Additionally, the Falcon platform collects and processes security signals from every device it protects, and it employs machine learning -- a type of artificial intelligence that becomes more effective over time -- to predict and prevent cyberattacks. As the market leader in endpoint security, CrowdStrike has more data than other vendors, which makes its AI engine better at detecting threats, according to management.

Finally, the broad scope of the Falcon platform is another key advantage, as it allows businesses to consolidate security spending through a single vendor. CrowdStrike grew its customer base 51% over the past year, and the average customer increased spending by more than 20%. That compounding effect fueled impressive financial results. Revenue soared 61% to $1.8 billion, and free cash flow (FCF) climbed 49% to $543 million.

Investors should expect that momentum to continue in the coming years. Cybersecurity is an essential expense for most businesses. In fact, nearly 70% of businesses plan to spend more on cybersecurity in the future, while just 15% plan to spend less, according to a recent survey from PricewaterhouseCoopers.

CrowdStrike puts its market opportunity at $97 billion by 2025, leaving a long runway for growth.

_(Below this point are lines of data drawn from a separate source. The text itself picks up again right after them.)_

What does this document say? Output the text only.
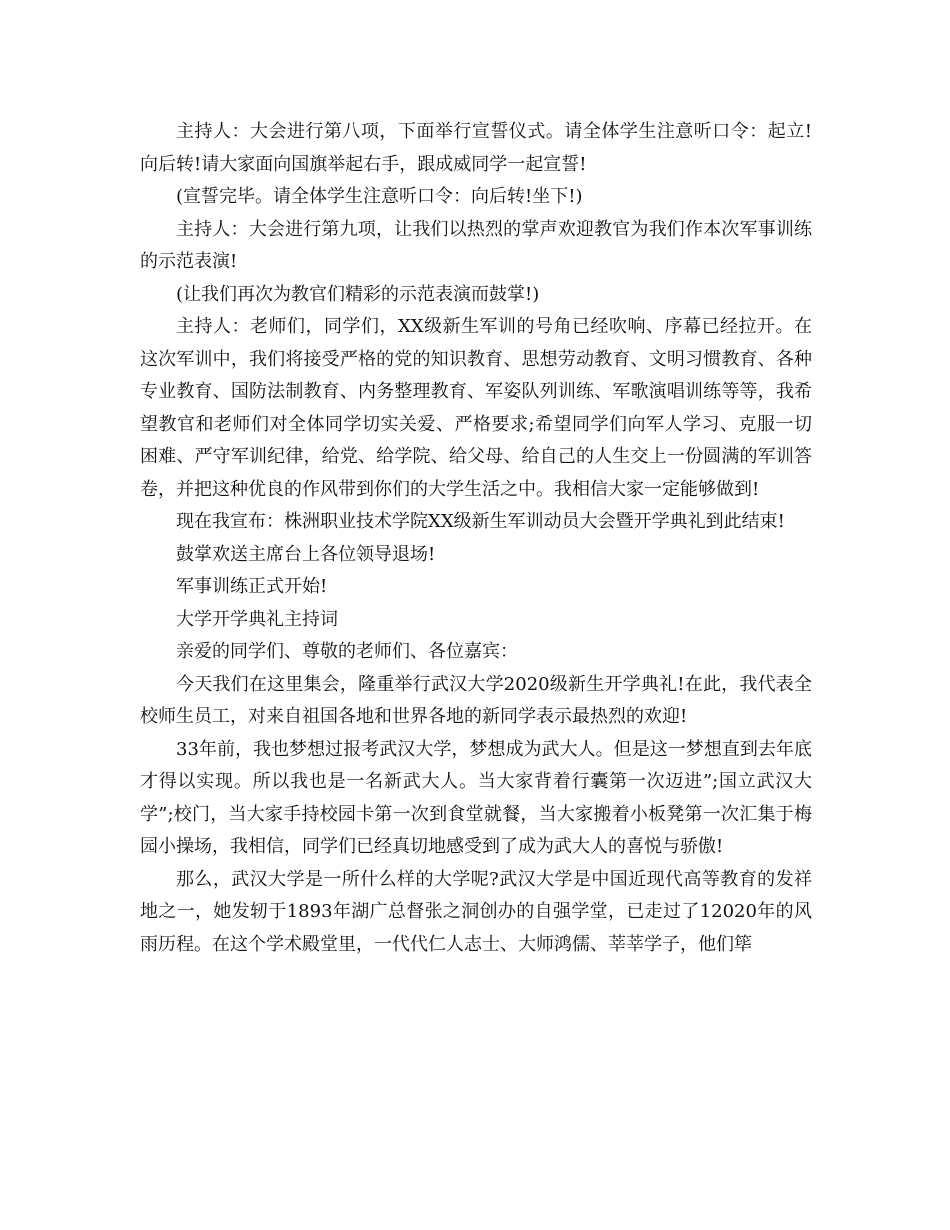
主持人：大会进行第八项，下面举行宣誓仪式。请全体学生注意听口令：起立!向后转!请大家面向国旗举起右手，跟成威同学一起宣誓!

(宣誓完毕。请全体学生注意听口令：向后转!坐下!)

主持人：大会进行第九项，让我们以热烈的掌声欢迎教官为我们作本次军事训练的示范表演!

(让我们再次为教官们精彩的示范表演而鼓掌!)

主持人：老师们，同学们，XX级新生军训的号角已经吹响、序幕已经拉开。在这次军训中，我们将接受严格的党的知识教育、思想劳动教育、文明习惯教育、各种专业教育、国防法制教育、内务整理教育、军姿队列训练、军歌演唱训练等等，我希望教官和老师们对全体同学切实关爱、严格要求;希望同学们向军人学习、克服一切困难、严守军训纪律，给党、给学院、给父母、给自己的人生交上一份圆满的军训答卷，并把这种优良的作风带到你们的大学生活之中。我相信大家一定能够做到!

现在我宣布：株洲职业技术学院XX级新生军训动员大会暨开学典礼到此结束!

鼓掌欢送主席台上各位领导退场!

军事训练正式开始!

大学开学典礼主持词

亲爱的同学们、尊敬的老师们、各位嘉宾：

今天我们在这里集会，隆重举行武汉大学2020级新生开学典礼!在此，我代表全校师生员工，对来自祖国各地和世界各地的新同学表示最热烈的欢迎!

33年前，我也梦想过报考武汉大学，梦想成为武大人。但是这一梦想直到去年底才得以实现。所以我也是一名新武大人。当大家背着行囊第一次迈进”;国立武汉大学”;校门，当大家手持校园卡第一次到食堂就餐，当大家搬着小板凳第一次汇集于梅园小操场，我相信，同学们已经真切地感受到了成为武大人的喜悦与骄傲!

那么，武汉大学是一所什么样的大学呢?武汉大学是中国近现代高等教育的发祥地之一，她发轫于1893年湖广总督张之洞创办的自强学堂，已走过了12020年的风雨历程。在这个学术殿堂里，一代代仁人志士、大师鸿儒、莘莘学子，他们筚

And with shares trading at 20.6 times sales -- a bargain compared to the three-year average of 36.5 times sales -- this is a great time for long-term investors to buy this growth stock.

2. Zoom Video Communications: Gaining momentum beyond Zoom Meetings

Zoom specializes in cloud communications. Its best known product is Zoom Meetings, its market-leading videoconferencing application that saw viral adoption during the pandemic. But its portfolio also includes enterprise phone system Zoom Phone, omnichannel customer service solution Zoom Contact Center, and corporate conferencing platform Zoom Rooms, as well as developer tools that support third-party integrations.

Zoom Meetings earned a reputation for reliability and simplicity, and that brand authority has laid the foundation for a land-and-expand growth strategy. For instance, Zoom Phone surpassed 4 million seats in August 2022, a particularly impressive feat considering the product didn't even exist four years ago. CFO Kelly Steckelberg also noted early traction with Zoom Contact Center during the most recent earnings call.

Zoom posted reasonably strong earnings results over the past year, though growth certainly slowed since the onset of the pandemic. Its enterprise customer count -- meaning customers engaged by its direct sales team -- climbed 18%, and the average enterprise customer spent 20% more. In turn, revenue climbed 18% to $4.3 billion, though FCF fell 24% to $1.3 billion. Investors may be disappointed to see FCF decrease, but it's important to contextualize that figure. Zoom still achieved a FCF margin of 30% in a difficult macroeconomic setting, and it accomplished that feat after growing FCF 137% in the prior year.

Looking ahead, investors have good reason to believe Zoom can reaccelerate growth, especially once the macroeconomic environment normalizes. Zoom Meetings currently accounts for the vast majority of revenue -- no other product yet accounts for 10% of revenue -- but momentum with Zoom Phone and Zoom Contact Center suggest that will change in time.

Additionally, Zoom recently expanded into adjacent artificial intelligence services with the launch of Zoom IQ for Sales -- conversational intelligence software that analyzes interactions in Zoom Meetings to surface insights and automate tasks for sales teams. That type of innovation should keep Zoom at the forefront of the video conferencing market.

On that note, Zoom puts its addressable market at $91 billion by 2025, leaving a long runway for growth. And with shares trading at six times sales -- a monster discount compared to the three-year average of 36.9 times sales -- this growth stock is worth buying today.